Sunday, December 28, 2014

Xmas

     I have always had conflicted feelings towards Christmas, I hate it as much as I love it. I love spending time with my family, being on holidays, the Christmas spirit, the lights…it’s amazing going out at night and being surrounded by Christmas lights and children running and laughing. However, Christmas has this kind of sad aura for me, maybe it’s because it means another year is coming, in other words, it represents the passing of time. Perhaps, it’s that, even if I like the tradition of giving and receiving gifts, I have grown to dislike the greed and the fights because someone’s gift is better or bigger than someone else’s.
     I have reached the conclusion that I don’t care that much about gifts in Christmas, I love those ones that come from the heart. I mean, if someone gives me something because they want to see my face light up with a smile due to the fact that I’m holding in my hands a book that I’m dying to read or a CD that I can’t wait to listen, then I totally get it and support it; nevertheless, if someone gives me a present because it’s Christmas, so it’s mandatory, then they can keep their gift. I guess Christmas’ exchange of presents lost its magic the moment I discovered Santa Claus didn’t exist. When people ask me what I want for Christmas I answer with a bare nothing, because if I need something or I want something I’m going to buy it myself or ask my mom for it, I feel stupid asking for a flash drive or a memory card as presents. I don’t want to ask for something because I’m going to think about how much it costs, if it’s available here and other stuff that I don’t want to think about when I’m having a break from studying. If someone wants to give me something I’m gonna thank them, but hell, I don’t wanna thank anyone for buying me something that I thought of just to stop them from asking me again what I wanted, because then I feel like I’m thanking someone for their money. But of course I end up putting a smile on and pretending that I care, every year it’s the same, so I find it quite understandable me being sick of it. I love, conversely, giving presents, because I’m still not old enough to be expected to give them, so I can have fun and give my godparents something that I know they’re going to enjoy. That’s the difference I guess, having to give gifts or wanting to give them.
     Since I can remember, I’ve always been sad before Christmas Eve’s dinner or before NYE’s one and lately I didn’t even like when we were trying to sing some Christmas carols. I think my uncles and aunts have lost their Christmas spirit and think of our gatherings these days as any other family gathering. It breaks me to realize that I see part of my family more in Christmas than in the rest of the year, we live 20 minutes away, what on hell is preventing us from visiting each other more often?

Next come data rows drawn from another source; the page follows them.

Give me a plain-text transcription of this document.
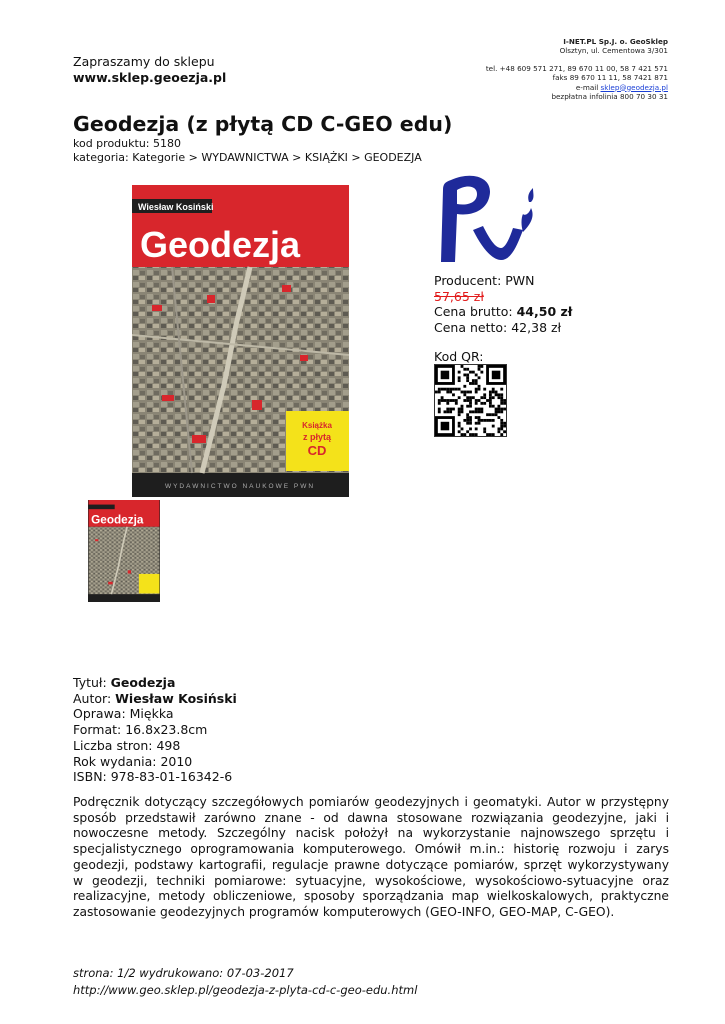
Zapraszamy do sklepu
www.sklep.geoezja.pl
I-NET.PL Sp.J. o. GeoSklep
Olsztyn, ul. Cementowa 3/301
tel. +48 609 571 271, 89 670 11 00, 58 7 421 571
faks 89 670 11 11, 58 7421 871
e-mail sklep@geodezja.pl
bezpłatna infolinia 800 70 30 31
Geodezja (z płytą CD C-GEO edu)
kod produktu: 5180
kategoria: Kategorie > WYDAWNICTWA > KSIĄŻKI > GEODEZJA
Wiesław Kosiński
Geodezja
Książka
z płytą
CD
WYDAWNICTWO NAUKOWE PWN
Geodezja
Producent: PWN
57,65 zł
Cena brutto: 44,50 zł
Cena netto: 42,38 zł
Kod QR:
Tytuł: Geodezja
Autor: Wiesław Kosiński
Oprawa: Miękka
Format: 16.8x23.8cm
Liczba stron: 498
Rok wydania: 2010
ISBN: 978-83-01-16342-6

Podręcznik dotyczący szczegółowych pomiarów geodezyjnych i geomatyki. Autor w przystępny sposób przedstawił zarówno znane - od dawna stosowane rozwiązania geodezyjne, jaki i nowoczesne metody. Szczególny nacisk położył na wykorzystanie najnowszego sprzętu i specjalistycznego oprogramowania komputerowego. Omówił m.in.: historię rozwoju i zarys geodezji, podstawy kartografii, regulacje prawne dotyczące pomiarów, sprzęt wykorzystywany w geodezji, techniki pomiarowe: sytuacyjne, wysokościowe, wysokościowo-sytuacyjne oraz realizacyjne, metody obliczeniowe, sposoby sporządzania map wielkoskalowych, praktyczne zastosowanie geodezyjnych programów komputerowych (GEO-INFO, GEO-MAP, C-GEO).

strona: 1/2 wydrukowano: 07-03-2017
http://www.geo.sklep.pl/geodezja-z-plyta-cd-c-geo-edu.html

     I thought this year was going to be the worst of them all, but for now, it has been the complete opposite. Maybe it’s due of my low expectative for it or that I am focus on other things, but I really am enjoying these days. I shouldn’t, but I have reached such a level of apathy that I don’t mind if my world is changing faster than a dog barks when you step on its tail so long as I can listen to music and get lost in my imagination. Weird, huh?
     But yes, MERRY CHRISTMAS AND HAPPY NEW YEAR!